Sorry for the short break – I’ve been fairly busy the last two weeks doing a number of things, but most of all revising a manuscript that was accepted last week on barnacle-encrusted sea lion bones from Oregon. I’m also pleasantly satisfied with additional press attention our Pelagiarctos article got over the last couple of weeks, and the PLOS metrics indicates it’s already gotten 3,000 views, which is quite a few more than my 2011 fur seal article (under 100), although that’s probably because it’s 1) linked to in all the news articles and 2) not paywalled.

Comparison of the holotype (B, C) and referred mandible (A) of Pelagiarctos.
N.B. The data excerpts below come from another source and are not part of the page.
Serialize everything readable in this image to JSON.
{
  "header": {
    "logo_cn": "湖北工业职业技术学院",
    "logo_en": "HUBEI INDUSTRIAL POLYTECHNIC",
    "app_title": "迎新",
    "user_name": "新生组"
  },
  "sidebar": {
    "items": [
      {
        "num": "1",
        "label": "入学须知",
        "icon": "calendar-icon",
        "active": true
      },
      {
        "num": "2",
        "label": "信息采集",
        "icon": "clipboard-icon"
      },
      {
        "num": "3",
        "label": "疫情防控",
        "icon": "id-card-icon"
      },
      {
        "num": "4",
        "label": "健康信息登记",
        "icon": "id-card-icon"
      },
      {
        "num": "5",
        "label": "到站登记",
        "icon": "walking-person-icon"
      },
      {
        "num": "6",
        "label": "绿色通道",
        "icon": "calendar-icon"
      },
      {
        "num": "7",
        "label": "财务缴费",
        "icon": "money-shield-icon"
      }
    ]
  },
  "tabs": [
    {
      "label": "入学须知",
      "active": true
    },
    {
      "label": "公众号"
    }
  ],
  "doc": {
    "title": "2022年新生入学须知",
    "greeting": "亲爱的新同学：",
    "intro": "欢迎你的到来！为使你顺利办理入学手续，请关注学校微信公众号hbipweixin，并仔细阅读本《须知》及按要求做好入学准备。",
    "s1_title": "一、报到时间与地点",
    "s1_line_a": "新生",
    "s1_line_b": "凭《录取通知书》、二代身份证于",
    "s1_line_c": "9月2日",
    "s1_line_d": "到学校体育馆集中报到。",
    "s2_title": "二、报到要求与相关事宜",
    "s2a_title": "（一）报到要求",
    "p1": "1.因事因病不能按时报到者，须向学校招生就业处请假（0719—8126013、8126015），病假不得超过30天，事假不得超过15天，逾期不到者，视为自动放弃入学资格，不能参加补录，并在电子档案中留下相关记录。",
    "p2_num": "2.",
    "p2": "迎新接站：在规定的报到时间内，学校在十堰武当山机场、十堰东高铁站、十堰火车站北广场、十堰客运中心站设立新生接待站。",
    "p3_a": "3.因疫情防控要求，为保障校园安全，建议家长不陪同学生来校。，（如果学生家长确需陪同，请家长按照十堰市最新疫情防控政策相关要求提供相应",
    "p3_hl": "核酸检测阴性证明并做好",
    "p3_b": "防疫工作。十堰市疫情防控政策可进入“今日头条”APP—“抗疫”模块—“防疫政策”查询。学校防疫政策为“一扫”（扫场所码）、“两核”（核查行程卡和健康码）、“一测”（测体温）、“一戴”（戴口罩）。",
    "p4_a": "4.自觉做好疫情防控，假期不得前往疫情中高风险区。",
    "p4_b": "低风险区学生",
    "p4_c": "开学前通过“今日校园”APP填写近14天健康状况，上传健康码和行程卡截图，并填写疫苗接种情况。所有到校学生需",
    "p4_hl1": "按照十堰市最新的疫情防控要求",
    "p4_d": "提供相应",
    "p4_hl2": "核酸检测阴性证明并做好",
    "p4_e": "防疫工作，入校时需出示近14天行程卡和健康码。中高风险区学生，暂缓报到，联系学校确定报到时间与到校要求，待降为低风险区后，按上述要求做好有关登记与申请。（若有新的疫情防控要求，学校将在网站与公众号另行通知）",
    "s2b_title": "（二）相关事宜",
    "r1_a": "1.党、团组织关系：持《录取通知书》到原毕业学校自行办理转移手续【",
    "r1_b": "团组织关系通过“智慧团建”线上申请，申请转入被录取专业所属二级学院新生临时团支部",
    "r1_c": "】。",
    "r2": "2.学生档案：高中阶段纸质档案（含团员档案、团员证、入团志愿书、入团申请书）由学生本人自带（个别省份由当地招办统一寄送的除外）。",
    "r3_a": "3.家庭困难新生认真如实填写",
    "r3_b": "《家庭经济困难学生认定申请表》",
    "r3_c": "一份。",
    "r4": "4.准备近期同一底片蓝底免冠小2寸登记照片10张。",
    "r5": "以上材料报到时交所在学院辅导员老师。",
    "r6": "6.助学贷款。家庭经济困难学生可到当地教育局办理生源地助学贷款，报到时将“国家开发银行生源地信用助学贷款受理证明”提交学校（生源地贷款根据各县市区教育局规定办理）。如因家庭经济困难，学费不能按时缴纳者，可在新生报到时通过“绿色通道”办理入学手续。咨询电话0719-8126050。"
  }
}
From Boessenecker and Churchill (2013).

When Morgan and I started our research on the new specimen of Pelagiarctos, we realized that the most interesting application of the research would be reevaluating the interesting hypothesis by Barnes (1988) that Pelagiarctos thomasi was a specialized macrophagous predator. To recap, Barnes interpreted this novel hypothesis based on several lines of evidence: 1) Pelagiarctos thomasi is relatively rare in the Sharktooth Hill Bonebed relative to other pinnipeds (apex predators are rare because they require a large population of prey items to subsist upon), 2) sharp postcanine teeth roughly similar in morphology to those of bone-cracking hyaenids and borophagine canids, 3) a fused mandibular symphysis, suggesting an adaptation towards high bite force, and 4) large body size. In addition to these interpretations, Barnes (1988) further interpreted all the isolated teeth as being from males – as the holotype “chin” has large canines, and at least one of the postcanine teeth slipped right in to the empty alveolus of the holotype. The rest of the postcanines are of similar size, suggesting to Barnes that they were all from one gender. Most pinnipeds – and all fossil walruses for which we have sufficient sample sizes (even wee little Proneotherium) are sexually dimorphic, with larger males. Furthermore, one of the holotype canines was broken in life and then worn from continued use, which Barnes (1988) interpreted as the result of male-male combat. Barnes further speculated that the lack of females could be caused by geographic separation of sexes – certainly an intriguing possibility, but difficult to test with such a small sample size.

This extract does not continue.